Zweibrücken
Warum sich beim Beisl nichts tut
Verkaufsabsichten hatte die Inhaberfamilie Perez schon lange, doch nach Corona einen Käufer für das ehemalige Gasthaus Zum Beisl in Ernstweiler zu finden, war mehr als schwierig. Am Ende fand sich eine Firma, die das Gebäude kaufen wollte, Mitte Juli kam dann der Ausverkauf des Inventars. Die Käufer wollen Wohnungen aus dem Gebäude gegenüber der ehemaligen Zigeunerkirche machen. Passiert ist allerdings noch nicht all viel.
Eine Zeit lang stand ein Bauschutt-Container auf den Parkplätzen vor der ehemaligen Kneipe. Heute steht dort ein Kleidersammelcontainer. „Der Notarvertrag ist unterschrieben. Aber der Käufer ärgert sich seit einem halben Jahr mit dem Stadtbauamt herum wegen der Baugenehmigung“, erklärt Camilo Perez junior, der zusammen mit seinem Vater Camilo senior, Mutter Laura und seinem Bruder Angel den Beisl viele Jahre selbst betrieben hat. Dabei wolle er gar nicht bewerten, woran das liege oder wer Schuld sei. Fakt ist, dass die Käufer laut aktuellem Sachstand keine gültige Baugenehmigung haben und deshalb die Arbeiten am Gebäude seit Herbst eingestellt sind.
Dach ist abgerissen, Parkplätze sind Diskussionspunkte
Das Dach des ehemaligen Biergartens haben sie abgerissen und seitdem nicht viel geändert.

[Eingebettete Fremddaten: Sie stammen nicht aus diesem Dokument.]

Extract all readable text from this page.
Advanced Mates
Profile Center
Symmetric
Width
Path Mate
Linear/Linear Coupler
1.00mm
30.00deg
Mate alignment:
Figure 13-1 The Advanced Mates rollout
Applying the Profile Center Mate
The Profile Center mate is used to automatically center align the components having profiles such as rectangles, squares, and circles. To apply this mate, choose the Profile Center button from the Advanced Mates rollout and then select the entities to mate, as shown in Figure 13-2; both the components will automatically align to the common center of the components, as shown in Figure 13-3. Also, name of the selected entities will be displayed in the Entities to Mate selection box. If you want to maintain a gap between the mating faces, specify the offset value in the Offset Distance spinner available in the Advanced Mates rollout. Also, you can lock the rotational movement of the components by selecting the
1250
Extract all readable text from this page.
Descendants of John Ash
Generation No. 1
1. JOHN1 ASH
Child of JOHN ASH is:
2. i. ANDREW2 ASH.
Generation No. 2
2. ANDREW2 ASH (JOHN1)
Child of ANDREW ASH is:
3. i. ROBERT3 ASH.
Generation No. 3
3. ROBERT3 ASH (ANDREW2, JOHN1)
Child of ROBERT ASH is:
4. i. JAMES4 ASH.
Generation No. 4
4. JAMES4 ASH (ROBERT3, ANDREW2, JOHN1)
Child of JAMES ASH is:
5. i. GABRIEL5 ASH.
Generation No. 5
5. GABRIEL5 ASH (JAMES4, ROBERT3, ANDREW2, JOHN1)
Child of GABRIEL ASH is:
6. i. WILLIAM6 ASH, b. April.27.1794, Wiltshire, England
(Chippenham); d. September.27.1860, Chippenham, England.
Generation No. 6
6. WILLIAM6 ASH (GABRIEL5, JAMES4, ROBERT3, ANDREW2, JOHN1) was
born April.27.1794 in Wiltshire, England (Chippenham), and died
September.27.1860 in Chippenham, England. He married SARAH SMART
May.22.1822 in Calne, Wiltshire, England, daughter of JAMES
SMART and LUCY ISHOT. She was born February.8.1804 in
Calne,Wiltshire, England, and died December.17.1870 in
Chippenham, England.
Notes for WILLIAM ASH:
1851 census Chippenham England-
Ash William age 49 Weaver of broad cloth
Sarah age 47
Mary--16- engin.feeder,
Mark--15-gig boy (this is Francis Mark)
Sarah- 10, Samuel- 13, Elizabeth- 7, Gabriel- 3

Der Bauschuttcontainer ist längst verschwunden, von Arbeiten seit Monaten keine Spur. „Ich kenne keine genauen Pläne, die Zahl der geplanten Wohnungen hat sich wohl zwischendurch mal geändert. Das hatte auch Auswirkungen auf die Zahl der Parkplätze, die die Käufer nachweisen müssen“, erklärt Camilo Perez junior auf Nachfrage. Denn auch dies sei ein Diskussionspunkt mit dem Bauamt gewesen. Laut Perez wurde mittlerweile ein abgestimmter Bauplan eingereicht. „Wir hoffen, dass es im Januar endlich losgehen kann mit dem Umbau“, sagt er. Denn die volle Kaufsumme fließt erst an seine Familie, wenn Baurecht herrscht.